Interview mit Vorsitzenden der Bonner Stadtschulpflegschaft "Den Lehrern mangelt es an Zeit"

Bonn · Familien mit Kindern brennen viele Themen auf den Nägeln – vom Schwimmunterricht über den Ausbau der Ganztagsschulen bis zur digitalen Ausstattung. Andreas Beutgen und Thomas Tschoepe von der Stadtschulpflegschaft arbeiten mit an den Lösungen.

Warum sind Sie im Vorstand der Stadtschulpflegschaft?

Andreas Beutgen: Weil man da tatsächlich was bewegen kann. Was viele nicht wissen: Wir sind ein richtiges Mitwirkungsorgan. Es versetzt uns als Eltern in die Lage, im Schulwesen mitzuarbeiten. Das sieht das Schulgesetz des Landes NRW so vor. Wir haben gute Möglichkeiten, etwa ein umfangreiches Auskunftsrecht für alle relevanten Informationen. Kurz, wir können uns in alles einmischen.Thomas Tschoepe: Ich bin auch Ausbilder und habe aufgrund der Probleme der Jugendlichen gemerkt, dass an Schulen vieles nicht so rund läuft, wie man es sich wünschen würde. Das war meine Motivation, in der Stadtschulpflegschaft mitzumachen.

Sie sind beide voll berufstätig.Ist die Arbeit im Stadtschulpflegschaftsvorstand nicht sehr zeitaufwendig?

Beutgen: Ja! Tschoepe: Ja! (beide lachen). Beutgen: Das sind in der Woche manchmal bis zu 15 Stunden, je nachdem was anliegt.

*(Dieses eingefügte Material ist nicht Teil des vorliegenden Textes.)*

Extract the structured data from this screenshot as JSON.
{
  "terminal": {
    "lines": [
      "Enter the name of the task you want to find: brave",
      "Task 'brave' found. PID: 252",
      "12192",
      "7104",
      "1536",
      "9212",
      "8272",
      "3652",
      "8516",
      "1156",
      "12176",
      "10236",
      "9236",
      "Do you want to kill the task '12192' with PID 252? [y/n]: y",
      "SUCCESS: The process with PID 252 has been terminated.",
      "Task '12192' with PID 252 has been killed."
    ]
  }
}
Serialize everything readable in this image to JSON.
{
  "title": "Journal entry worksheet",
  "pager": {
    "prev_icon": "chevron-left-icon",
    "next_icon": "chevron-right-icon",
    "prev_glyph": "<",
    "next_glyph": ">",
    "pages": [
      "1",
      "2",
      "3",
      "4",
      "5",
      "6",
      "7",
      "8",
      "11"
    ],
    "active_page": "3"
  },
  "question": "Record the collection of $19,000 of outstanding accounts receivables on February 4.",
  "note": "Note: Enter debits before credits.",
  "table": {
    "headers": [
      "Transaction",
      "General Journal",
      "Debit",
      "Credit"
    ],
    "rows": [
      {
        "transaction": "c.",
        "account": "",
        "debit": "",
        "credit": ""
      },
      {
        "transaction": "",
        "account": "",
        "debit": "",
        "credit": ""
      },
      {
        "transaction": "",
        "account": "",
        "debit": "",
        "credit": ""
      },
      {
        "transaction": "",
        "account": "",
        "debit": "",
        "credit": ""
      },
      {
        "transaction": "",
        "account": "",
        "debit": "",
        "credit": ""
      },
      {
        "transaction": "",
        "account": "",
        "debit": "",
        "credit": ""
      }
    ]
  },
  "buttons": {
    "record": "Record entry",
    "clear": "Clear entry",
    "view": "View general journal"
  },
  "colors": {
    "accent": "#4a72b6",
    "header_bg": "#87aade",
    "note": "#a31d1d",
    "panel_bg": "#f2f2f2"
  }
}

Dazu gehört die Einarbeitung in die Themen, die Website pflegen, Sitzungen vorbereiten, Emails schreiben und mit anderen Eltern reden.

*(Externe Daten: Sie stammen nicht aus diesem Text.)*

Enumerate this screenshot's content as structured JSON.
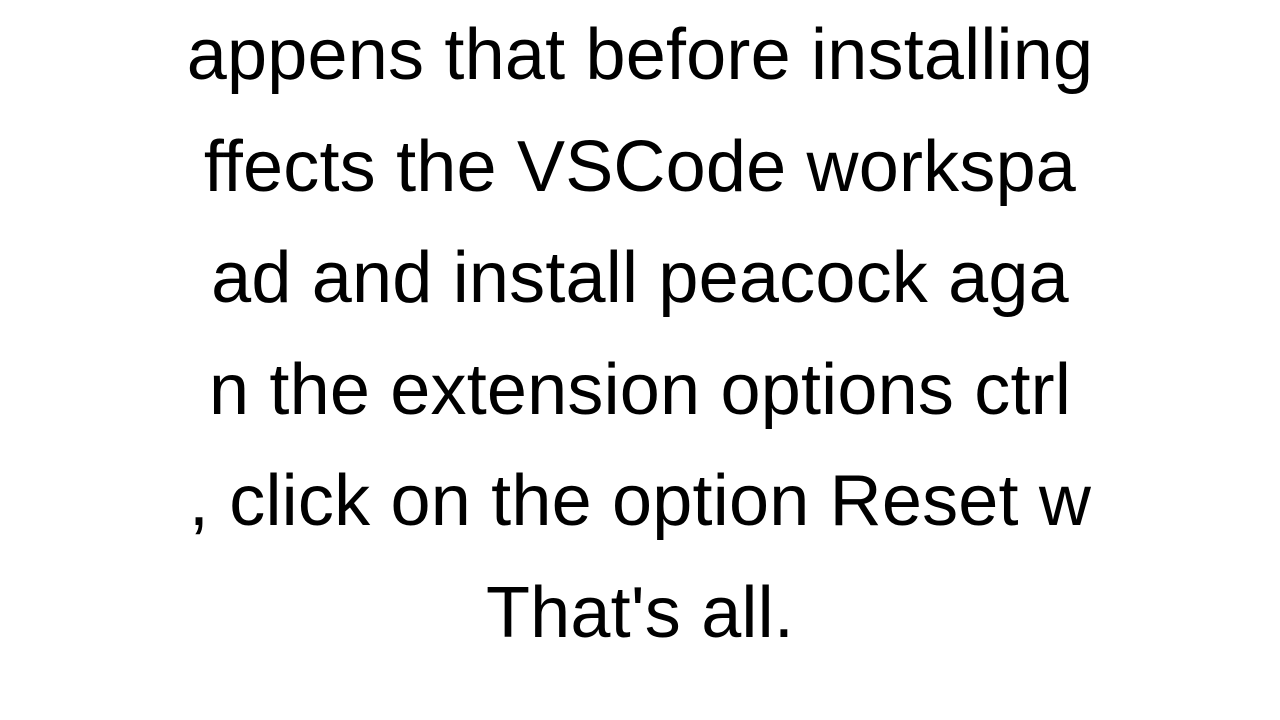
{
  "text": {
    "line1": "appens that before installing",
    "line2": "ffects the VSCode workspa",
    "line3": "ad and install peacock aga",
    "line4": "n the extension options ctrl ",
    "line5": ", click on the option Reset w",
    "line6": "That's all."
  }
}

Welche Themen brennen Bonner Eltern auf den Nägeln?

Beutgen: Ganz viele. Aktuell ist es das Thema Schulschwimmen. Da sind wir aber, denke ich, auf besseren Wegen. Wir müssen jetzt mal das neue Schuljahr abwarten, ob es mit dem Schwimmunterricht an den Schulen besser läuft. Aber uns fehlen noch Zahlen, vor allem hinsichtlich der Sanierung der Bäder. Wir waren übrigens nicht gegen den Bau eines neuen Bads, wir haben lediglich kritisiert, dass wir keine verlässlichen Zahlen und Fakten hatten. So hat man uns nie genau sagen können, wie denn zum Beispiel all die Schüler zu dem Schwimmbad hinkommen können.

Es gab auch viel Kritik wegen mangelhafter Sauberkeit in den Schulen. Hat sich das gebessert?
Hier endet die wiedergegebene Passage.